- Founded: 1995
- Founder: Doug Morris, Daniel Glass
- Status: defunct
- Genre: Country, pop
- Country of origin: United States

= Rising Tide Records =

American record label

 Rising Tide Records was a record label started by Doug Morris, former head of Warner Music Group, and Daniel Glass, who became president.

The label had success in breaking new artists, including the multi-platinum debut of Erykah Badu, Billie Myers and Lost Boyz. Recognizing the changing landscape of the industry, Glass strategically aligned Universal with such independent record labels as Kedar Entertainment, home to Erykah Badu, and Mojo Records, home to platinum artist Reel Big Fish and the Cherry Poppin' Daddies.

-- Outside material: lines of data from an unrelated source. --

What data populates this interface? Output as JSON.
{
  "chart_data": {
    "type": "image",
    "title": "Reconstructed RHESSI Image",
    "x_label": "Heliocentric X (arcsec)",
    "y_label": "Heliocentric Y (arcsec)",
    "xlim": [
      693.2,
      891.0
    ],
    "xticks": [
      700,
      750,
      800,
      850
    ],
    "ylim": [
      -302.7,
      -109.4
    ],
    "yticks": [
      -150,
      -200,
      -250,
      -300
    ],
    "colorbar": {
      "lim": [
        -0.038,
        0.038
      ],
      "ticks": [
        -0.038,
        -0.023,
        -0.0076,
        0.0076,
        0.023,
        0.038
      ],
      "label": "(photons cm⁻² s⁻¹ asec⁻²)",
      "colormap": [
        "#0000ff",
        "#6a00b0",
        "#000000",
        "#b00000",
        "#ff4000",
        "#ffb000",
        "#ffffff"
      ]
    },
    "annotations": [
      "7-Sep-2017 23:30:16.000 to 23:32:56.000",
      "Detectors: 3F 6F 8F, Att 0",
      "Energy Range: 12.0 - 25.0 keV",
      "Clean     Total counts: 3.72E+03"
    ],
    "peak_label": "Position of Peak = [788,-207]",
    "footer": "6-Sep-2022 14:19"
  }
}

In 1995, it was founded as Rising Tide Records and shortly thereafter, it was renamed Universal Records and Doug Morris was named Chairman/C.E.O. of MCA Music Entertainment Group. However, the Nashville branch stayed active until March 1998. Acts on the Nashville branch included Matraca Berg, Scotty Emerick, The Buffalo Club, Rebecca Lynn Howard, J.C. Jones, Nitty Gritty Dirt Band, Delbert McClinton, Tony Toliver, Jack Ingram, Dolly Parton, Kris Tyler and Keith Sewell.